Controller and motor test station.

BKing

Active Member
We take our bikes on trips so a breakdown is unacceptable. I carry a motor/wheel that I repaired, controller/display, battery, spokes, shifter, seat post clamp etc. I just need a throttle to rig up a test station. Anyone done this? I need to make a wheel stand too.
 
Last edited:
Not for engineering, just a throttle, controller, display, wire harness, battery, battery rack, motor/wheel and a friction stand. I have all but the stand and throttle on order. It’s just a 5k pot but didn’t want to poke wires into any connectors and damage the internal friction or have intermittent connection. Too bad ebikes are scare around here or I could offer testing services.
 
If you have two bikes, one can test the other, Just jack the motor into the other bike if they use the common 9 pin motor plug, All you will need is the motor/wheel. If you get concerned about a controller failure, I suppose you can carry one, Honestly, with 10000 miles on a dozen bikes, I am trying to recall a component failure. I swap a lot of things but I can't recall anything that failed.
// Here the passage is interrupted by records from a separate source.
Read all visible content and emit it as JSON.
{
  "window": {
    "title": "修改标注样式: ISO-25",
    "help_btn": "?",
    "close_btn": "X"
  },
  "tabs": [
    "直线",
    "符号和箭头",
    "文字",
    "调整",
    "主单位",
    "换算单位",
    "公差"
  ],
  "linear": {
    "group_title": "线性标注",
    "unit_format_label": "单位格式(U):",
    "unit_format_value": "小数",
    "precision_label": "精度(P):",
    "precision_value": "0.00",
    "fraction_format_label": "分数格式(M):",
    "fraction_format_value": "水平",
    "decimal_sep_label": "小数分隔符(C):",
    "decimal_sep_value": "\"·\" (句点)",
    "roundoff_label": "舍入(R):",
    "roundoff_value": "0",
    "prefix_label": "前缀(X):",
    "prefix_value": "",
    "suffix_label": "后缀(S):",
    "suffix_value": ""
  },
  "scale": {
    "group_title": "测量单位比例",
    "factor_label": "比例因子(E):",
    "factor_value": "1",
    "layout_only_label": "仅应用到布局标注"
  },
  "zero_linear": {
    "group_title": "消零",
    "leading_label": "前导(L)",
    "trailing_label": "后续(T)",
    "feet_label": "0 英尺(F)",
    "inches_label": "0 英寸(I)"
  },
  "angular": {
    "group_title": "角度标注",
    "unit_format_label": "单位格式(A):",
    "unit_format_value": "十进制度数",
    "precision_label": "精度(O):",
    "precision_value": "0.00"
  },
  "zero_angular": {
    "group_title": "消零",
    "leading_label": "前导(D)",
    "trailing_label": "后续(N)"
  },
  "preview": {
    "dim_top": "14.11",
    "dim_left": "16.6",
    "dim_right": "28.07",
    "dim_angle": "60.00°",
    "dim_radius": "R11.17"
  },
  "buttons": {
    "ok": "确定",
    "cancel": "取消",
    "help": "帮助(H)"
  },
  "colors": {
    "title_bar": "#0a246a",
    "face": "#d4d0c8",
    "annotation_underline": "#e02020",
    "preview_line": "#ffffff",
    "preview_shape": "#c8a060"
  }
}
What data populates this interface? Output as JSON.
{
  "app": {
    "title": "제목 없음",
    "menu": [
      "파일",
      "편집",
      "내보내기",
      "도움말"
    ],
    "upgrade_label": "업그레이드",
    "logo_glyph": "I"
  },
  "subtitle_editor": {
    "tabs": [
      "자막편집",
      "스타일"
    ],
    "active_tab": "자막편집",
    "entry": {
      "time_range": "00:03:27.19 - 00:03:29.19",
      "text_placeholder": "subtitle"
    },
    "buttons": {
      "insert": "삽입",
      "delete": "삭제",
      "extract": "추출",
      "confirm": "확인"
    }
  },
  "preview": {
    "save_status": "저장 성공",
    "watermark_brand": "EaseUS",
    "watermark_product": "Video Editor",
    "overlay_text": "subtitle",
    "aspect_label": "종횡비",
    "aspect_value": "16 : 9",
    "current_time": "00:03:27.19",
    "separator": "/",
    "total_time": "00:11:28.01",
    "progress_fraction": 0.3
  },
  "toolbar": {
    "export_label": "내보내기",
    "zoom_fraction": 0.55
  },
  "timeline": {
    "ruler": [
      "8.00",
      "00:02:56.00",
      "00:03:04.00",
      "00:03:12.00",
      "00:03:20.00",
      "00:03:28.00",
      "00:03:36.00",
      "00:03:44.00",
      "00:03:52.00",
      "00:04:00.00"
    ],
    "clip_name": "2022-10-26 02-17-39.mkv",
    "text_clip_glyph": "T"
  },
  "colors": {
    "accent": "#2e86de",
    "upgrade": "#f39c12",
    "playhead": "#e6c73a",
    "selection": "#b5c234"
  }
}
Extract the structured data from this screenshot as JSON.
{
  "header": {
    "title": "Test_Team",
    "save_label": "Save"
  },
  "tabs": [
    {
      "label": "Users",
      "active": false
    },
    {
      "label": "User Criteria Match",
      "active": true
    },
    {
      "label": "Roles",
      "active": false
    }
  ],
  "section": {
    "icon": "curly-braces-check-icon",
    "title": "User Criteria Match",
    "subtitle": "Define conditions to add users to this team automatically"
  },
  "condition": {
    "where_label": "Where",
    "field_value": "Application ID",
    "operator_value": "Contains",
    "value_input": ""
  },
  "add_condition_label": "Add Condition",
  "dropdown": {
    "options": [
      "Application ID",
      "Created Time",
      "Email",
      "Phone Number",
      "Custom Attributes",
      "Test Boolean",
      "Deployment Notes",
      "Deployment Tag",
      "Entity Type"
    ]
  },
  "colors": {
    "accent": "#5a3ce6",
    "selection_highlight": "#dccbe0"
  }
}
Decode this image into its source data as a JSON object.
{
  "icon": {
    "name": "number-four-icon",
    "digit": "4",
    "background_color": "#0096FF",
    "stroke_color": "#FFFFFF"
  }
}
Nothing, but I've broken four or five LCD displays with bikes falling over or flipping them upside down. That's like $160 in displays for carelessness.

What has failed? Freewheel wore out. Thumb shifter got too hard to push. Adjusters on brake levers fell apart. Pedals needed new bearings, Brake shoes wore out,

In six years of fooling around converting bikes, I have a couple of controllers with throttles just didn't make the cut for a bike, but they work as testers. A controller is 20-25 bucks. A throttle is 10 bucks, It might coast more for a Rad controller/display.

If you are dealing with fat tire motors, you need a 175mm stand. make it out of wood and two metal brackets. I have a spare 135m fat tire fork that I used for standard 135mm motors. The fat tire motors. I have to flip a bike upside down.
 
Spare parts in action. Waiting on a throttle for more fun. Need a friction load now. I can run it in Walk mode.
 

Attachments

  • C5518DE1-0566-4EF1-89A2-7D4BCBDA49E9.jpeg
    C5518DE1-0566-4EF1-89A2-7D4BCBDA49E9.jpeg
    303.3 KB · Views: 228
Maybe you already are out of view, but if not, thinking a solidly anchored torque arm may prevent an accidental mess.....
 
I won’t install a load device on it unless later on I see a need for it. No load equals low torque equals no slippage with it cranked down. The torque washers are imbedded in the wood as over kill.